Claude Ménara fait partie des agriculteurs qui ont sauté le pas de la production commerciale de maïs OGM l'an dernier dans le Sud-Ouest de la France, et il en est fier, même si dans l'attente du vote de la loi règlementant la production des OGM en France, il n'a pour l'instant de débouché qu'en Espagne.

Après avoir produit sur 7 hectares en 2005 et vendu son maïs à Saragosse, il compte cette année ensemencer en OGM plus de 80% de ses 120 hectares de maïs pour l'alimentation du bétail, dans le Lot-et Garonne. "Il n'y a pas de problème de coexistence avec les non-OGM si on respecte des distances de sécurité avec les espèces conventionnelles", assure-t-il. "Il ne faut pas être farouchement pour, ni connement contre", explique ce quinquagénaire sportif aux cheveux blancs, lors d'une rencontre avec un journaliste de l'AFP.. "Le dossier me tient à coeur depuis que j'ai découvert les biotechnologies il y a 10 ans aux Etats-Unis puis en Argentine", explique M. Ménara.

L'agriculteur s'est particulièrement intéressé au maïs BT, un OGM dont une protéïne tue les chenilles de pyrale et sésamie et évite les mycotoxines apportées par les chenilles. M. Ménara est prolixe pour défendre le produit et se dit prêt à débattre avec les "anti-OGM". "C'est un plus pour l'environnement, par rapport aux pulvérisations d'insecticides, il n'y a rien de plus propre et on a maintenant dix ans de recul dans le monde, sans problème", assure-t-il depuis sa grande bâtisse de style bordelais au milieu des champs qui recevront les prochains semis.

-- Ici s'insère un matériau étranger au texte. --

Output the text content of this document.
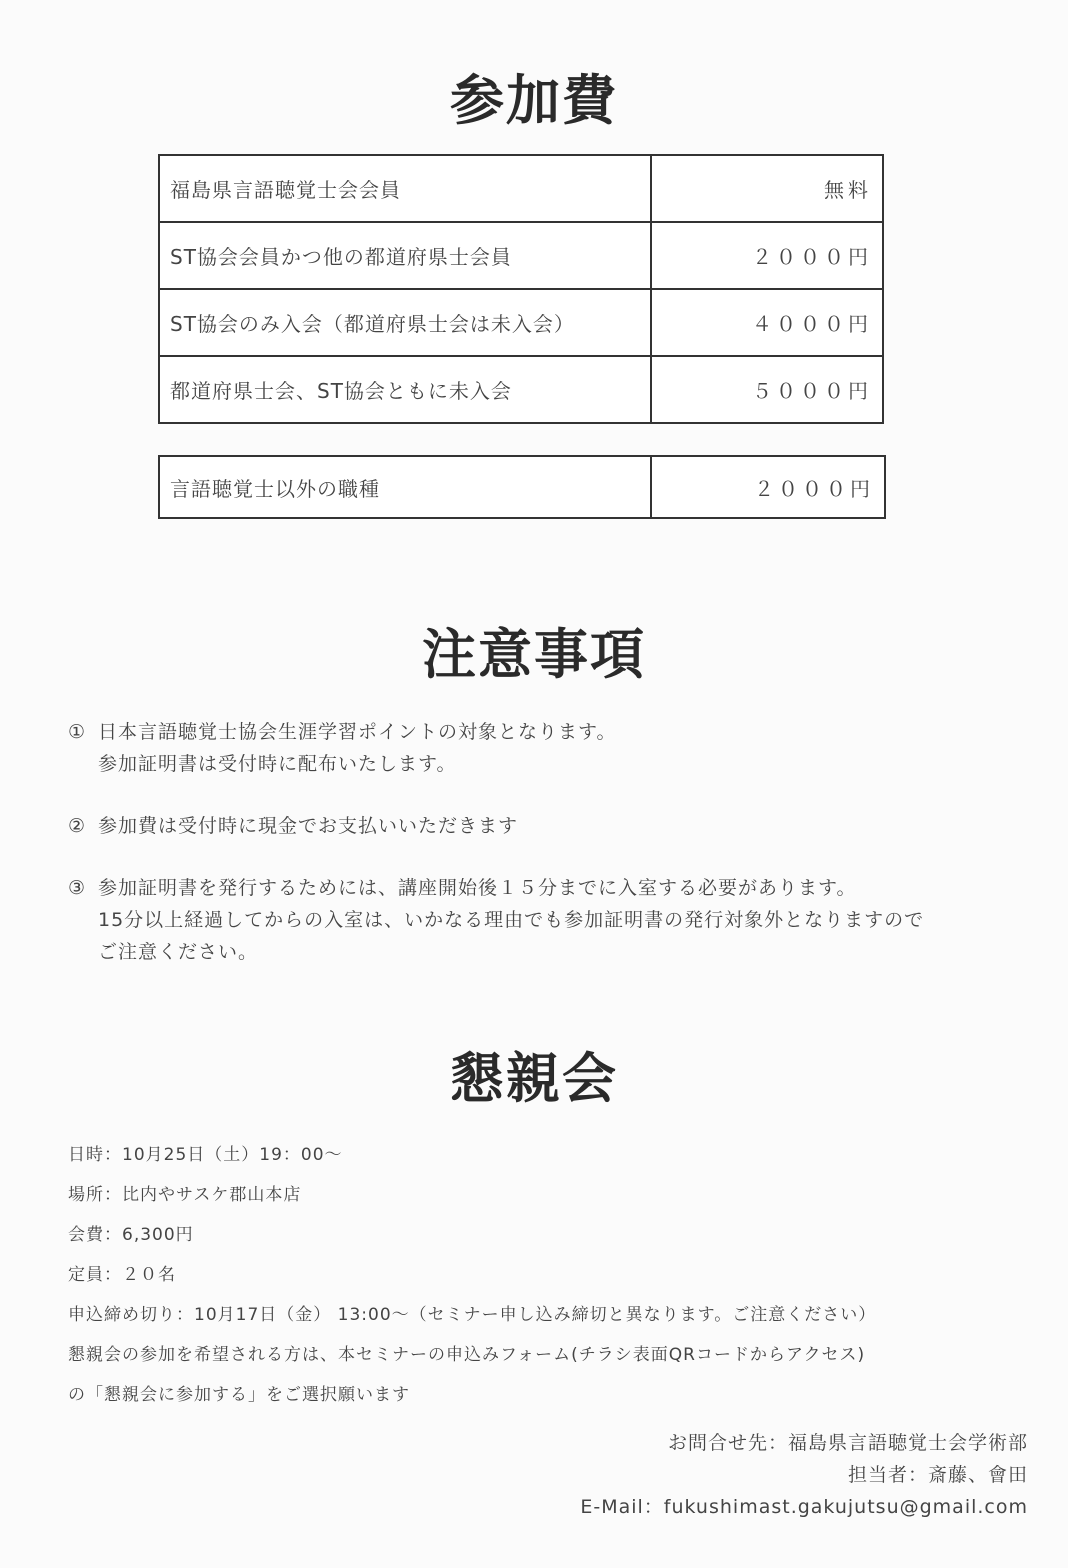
参加費
福島県言語聴覚士会会員	無料
ST協会会員かつ他の都道府県士会員	２０００円
ST協会のみ入会（都道府県士会は未入会）	４０００円
都道府県士会、ST協会ともに未入会	５０００円
言語聴覚士以外の職種	２０００円
注意事項
① 日本言語聴覚士協会生涯学習ポイントの対象となります。
参加証明書は受付時に配布いたします。
② 参加費は受付時に現金でお支払いいただきます
③ 参加証明書を発行するためには、講座開始後１５分までに入室する必要があります。
15分以上経過してからの入室は、いかなる理由でも参加証明書の発行対象外となりますので
ご注意ください。
懇親会

日時：10月25日（土）19：00～

場所：比内やサスケ郡山本店

会費：6,300円

定員：２０名

申込締め切り：10月17日（金） 13:00～（セミナー申し込み締切と異なります。ご注意ください）

懇親会の参加を希望される方は、本セミナーの申込みフォーム(チラシ表面QRコードからアクセス)

の「懇親会に参加する」をご選択願います

お問合せ先：福島県言語聴覚士会学術部

担当者：斎藤、會田

E-Mail：fukushimast.gakujutsu@gmail.com
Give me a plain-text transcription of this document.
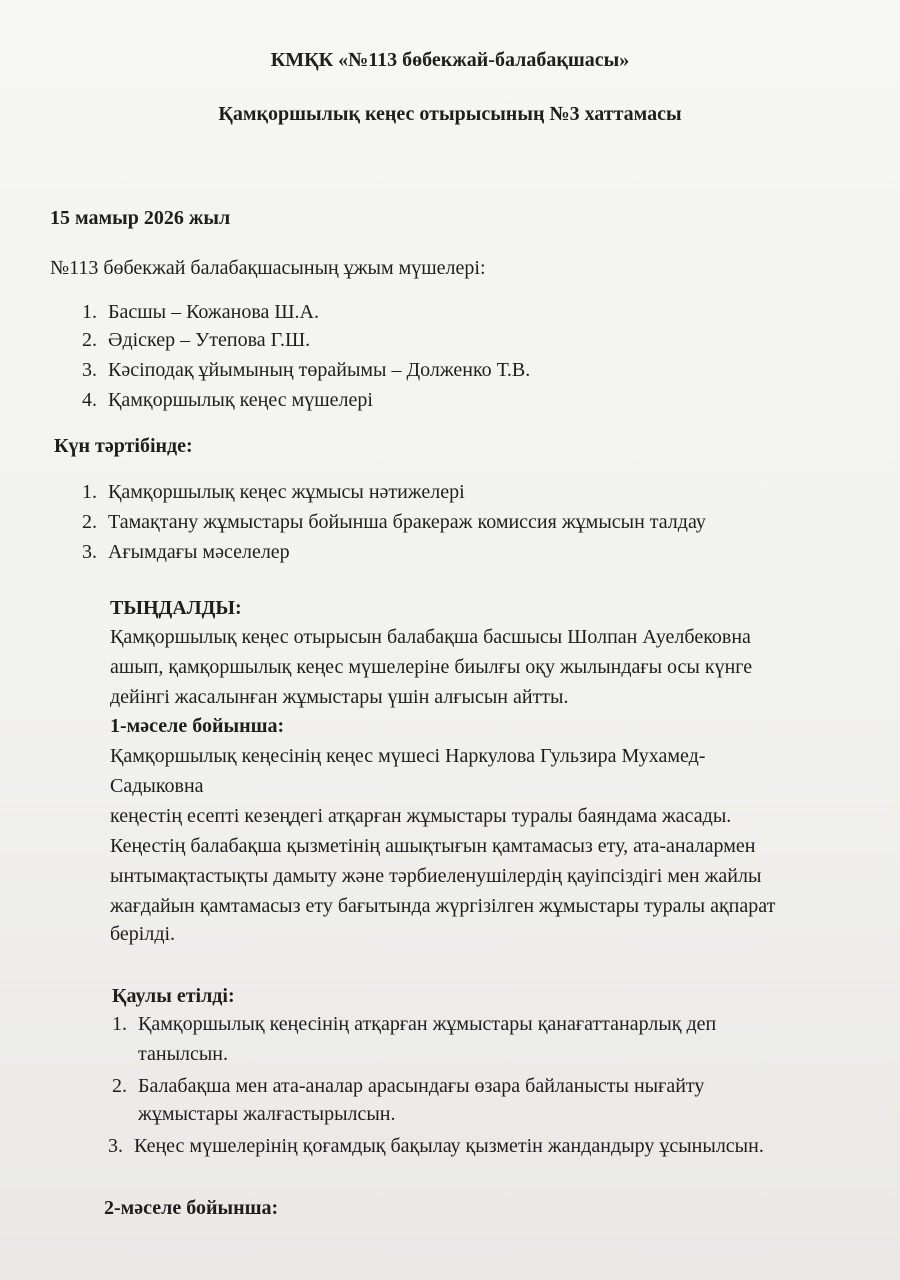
КМҚК «№113 бөбекжай-балабақшасы»
Қамқоршылық кеңес отырысының №3 хаттамасы
15 мамыр 2026 жыл
№113 бөбекжай балабақшасының ұжым мүшелері:
1. Басшы – Кожанова Ш.А.
2. Әдіскер – Утепова Г.Ш.
3. Кәсіподақ ұйымының төрайымы – Долженко Т.В.
4. Қамқоршылық кеңес мүшелері
Күн тәртібінде:
1. Қамқоршылық кеңес жұмысы нәтижелері
2. Тамақтану жұмыстары бойынша бракераж комиссия жұмысын талдау
3. Ағымдағы мәселелер
ТЫҢДАЛДЫ:
Қамқоршылық кеңес отырысын балабақша басшысы Шолпан Ауелбековна
ашып, қамқоршылық кеңес мүшелеріне биылғы оқу жылындағы осы күнге
дейінгі жасалынған жұмыстары үшін алғысын айтты.
1-мәселе бойынша:
Қамқоршылық кеңесінің кеңес мүшесі Наркулова Гульзира Мухамед-
Садыковна
кеңестің есепті кезеңдегі атқарған жұмыстары туралы баяндама жасады.
Кеңестің балабақша қызметінің ашықтығын қамтамасыз ету, ата-аналармен
ынтымақтастықты дамыту және тәрбиеленушілердің қауіпсіздігі мен жайлы
жағдайын қамтамасыз ету бағытында жүргізілген жұмыстары туралы ақпарат
берілді.
Қаулы етілді:
1. Қамқоршылық кеңесінің атқарған жұмыстары қанағаттанарлық деп
танылсын.
2. Балабақша мен ата-аналар арасындағы өзара байланысты нығайту
жұмыстары жалғастырылсын.
3. Кеңес мүшелерінің қоғамдық бақылау қызметін жандандыру ұсынылсын.
2-мәселе бойынша:
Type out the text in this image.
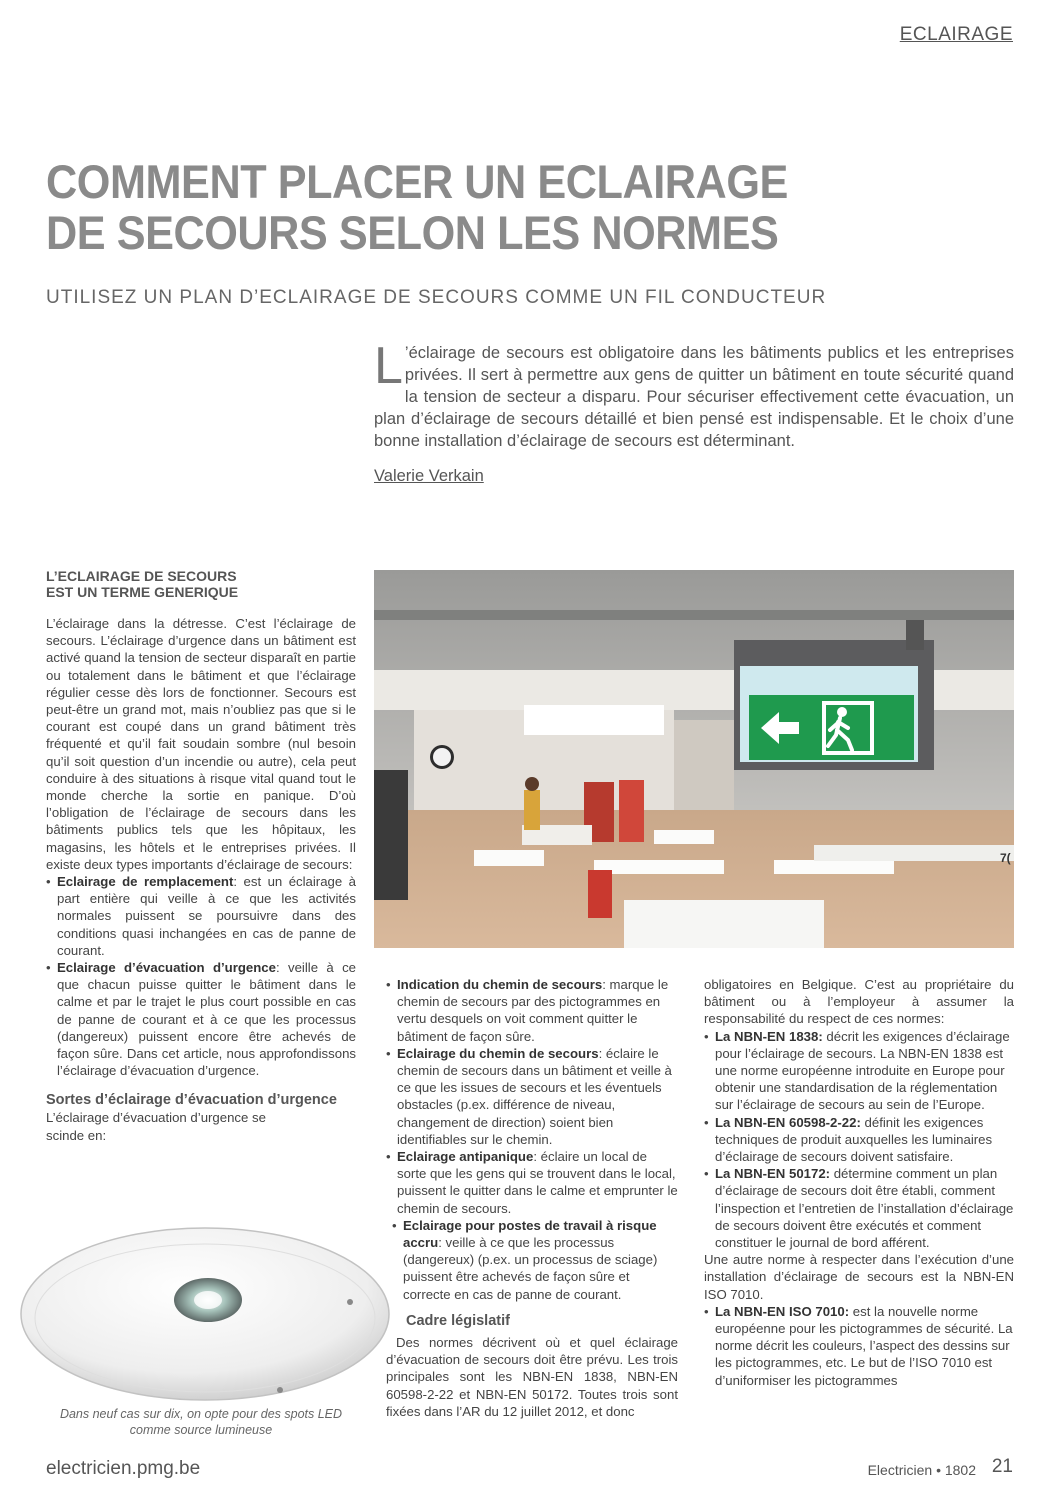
ECLAIRAGE
COMMENT PLACER UN ECLAIRAGE
DE SECOURS SELON LES NORMES
UTILISEZ UN PLAN D’ECLAIRAGE DE SECOURS COMME UN FIL CONDUCTEUR
L ’éclairage de secours est obligatoire dans les bâtiments publics et les entreprises privées. Il sert à permettre aux gens de quitter un bâtiment en toute sécurité quand la tension de secteur a disparu. Pour sécuriser effectivement cette évacuation, un plan d’éclairage de secours détaillé et bien pensé est indispensable. Et le choix d’une bonne installation d’éclairage de secours est déterminant.
Valerie Verkain
L’ECLAIRAGE DE SECOURS
EST UN TERME GENERIQUE

L’éclairage dans la détresse. C’est l’éclairage de secours. L’éclairage d’urgence dans un bâtiment est activé quand la tension de secteur disparaît en partie ou totalement dans le bâtiment et que l’éclairage régulier cesse dès lors de fonctionner. Secours est peut-être un grand mot, mais n’oubliez pas que si le courant est coupé dans un grand bâtiment très fréquenté et qu’il fait soudain sombre (nul besoin qu’il soit question d’un incendie ou autre), cela peut conduire à des situations à risque vital quand tout le monde cherche la sortie en panique. D’où l’obligation de l’éclairage de secours dans les bâtiments publics tels que les hôpitaux, les magasins, les hôtels et le entreprises privées. Il existe deux types importants d’éclairage de secours:

• Eclairage de remplacement: est un éclairage à part entière qui veille à ce que les activités normales puissent se poursuivre dans des conditions quasi inchangées en cas de panne de courant.
• Eclairage d’évacuation d’urgence: veille à ce que chacun puisse quitter le bâtiment dans le calme et par le trajet le plus court possible en cas de panne de courant et à ce que les processus (dangereux) puissent encore être achevés de façon sûre. Dans cet article, nous approfondissons l’éclairage d’évacuation d’urgence.
Sortes d’éclairage d’évacuation d’urgence

L’éclairage d’évacuation d’urgence se scinde en:

7(
• Indication du chemin de secours: marque le chemin de secours par des pictogrammes en vertu desquels on voit comment quitter le bâtiment de façon sûre.
• Eclairage du chemin de secours: éclaire le chemin de secours dans un bâtiment et veille à ce que les issues de secours et les éventuels obstacles (p.ex. différence de niveau, changement de direction) soient bien identifiables sur le chemin.
• Eclairage antipanique: éclaire un local de sorte que les gens qui se trouvent dans le local, puissent le quitter dans le calme et emprunter le chemin de secours.
• Eclairage pour postes de travail à risque accru: veille à ce que les processus (dangereux) (p.ex. un processus de sciage) puissent être achevés de façon sûre et correcte en cas de panne de courant.
Cadre législatif

Des normes décrivent où et quel éclairage d’évacuation de secours doit être prévu. Les trois principales sont les NBN-EN 1838, NBN-EN 60598-2-22 et NBN-EN 50172. Toutes trois sont fixées dans l’AR du 12 juillet 2012, et donc

obligatoires en Belgique. C’est au propriétaire du bâtiment ou à l’employeur à assumer la responsabilité du respect de ces normes:

• La NBN-EN 1838: décrit les exigences d’éclairage pour l’éclairage de secours. La NBN-EN 1838 est une norme européenne introduite en Europe pour obtenir une standardisation de la réglementation sur l’éclairage de secours au sein de l’Europe.
• La NBN-EN 60598-2-22: définit les exigences techniques de produit auxquelles les luminaires d’éclairage de secours doivent satisfaire.
• La NBN-EN 50172: détermine comment un plan d’éclairage de secours doit être établi, comment l’inspection et l’entretien de l’installation d’éclairage de secours doivent être exécutés et comment constituer le journal de bord afférent.

Une autre norme à respecter dans l’exécution d’une installation d’éclairage de secours est la NBN-EN ISO 7010.

• La NBN-EN ISO 7010: est la nouvelle norme européenne pour les pictogrammes de sécurité. La norme décrit les couleurs, l’aspect des dessins sur les pictogrammes, etc. Le but de l’ISO 7010 est d’uniformiser les pictogrammes
Dans neuf cas sur dix, on opte pour des spots LED comme source lumineuse
electricien.pmg.be	Electricien • 1802 21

Claude Ménara n'est "pas sponsorisé par Monsanto ou autre" mais précise qu'il s'est lancé en 2003 dans le "programme opérationnel d'évaluation des cultures issues des bio-technologies" lancé par l'association générale des producteurs de maïs (AGPM) pour étudier les problèmes de coexistence de différentes expèces. "L'an dernier avec l'AGPM, nous avons été 15 à mettre en place sur 80 hectares le +programme d'accompagnement+", explique-t-il. "J'ai créé une zone tampons de 18 rangs autour des OGM, les techniciens de l'AGPM, les représentants du ministère de l'agriculture, de l'environnement ont vérifié qu'on tombait à 0,3 ou 0,4% de présence fortuite de gènes OGM; si on atteint 50 mètres de zone tampon on peut même faire du bio", assure-t-il.

Indépendamment de l'opération menée par l'AGPM, M. Ménara estime que 500 hectares de production OGM ont été déclarés en 2005 dans le Sud-ouest. L'expérience lancée a été déclarée en préfecture mais pas dans le voisinage. "J'avais peur que ce soit saccagé", indique l'agriculteur qui n'a toutefois n'a pas eu de problème depuis, même si un "comité de vigilance" vient de publier un communiqué dénonçant ses initatives. M. Ménara assure que cette année, il "ne craint pas les faucheurs". "Je ne serai pas seul, il y aura plus de 3.000 hectares dans le grand Sud-ouest car il y a des débouchés et parce qu'on va sortir très prochainement un cahier de bonnes pratiques qui assurera sur la coexistence des espèces", estime-t-il.

Quant au projet de loi présenté le 8 février, "il s'agit essentiellement de transposer une directive communautaire de 2001, les détails porteront sur les distances à respecter et sur les garanties financières". "Créer une petite cagnotte pour indemniser éventuellement une présence fortuite d'OGM c'est raisonnable, si c'est mutualisé, pas excessif, et ce serait normal que les sociétés semencières participent", estime ce pionnier.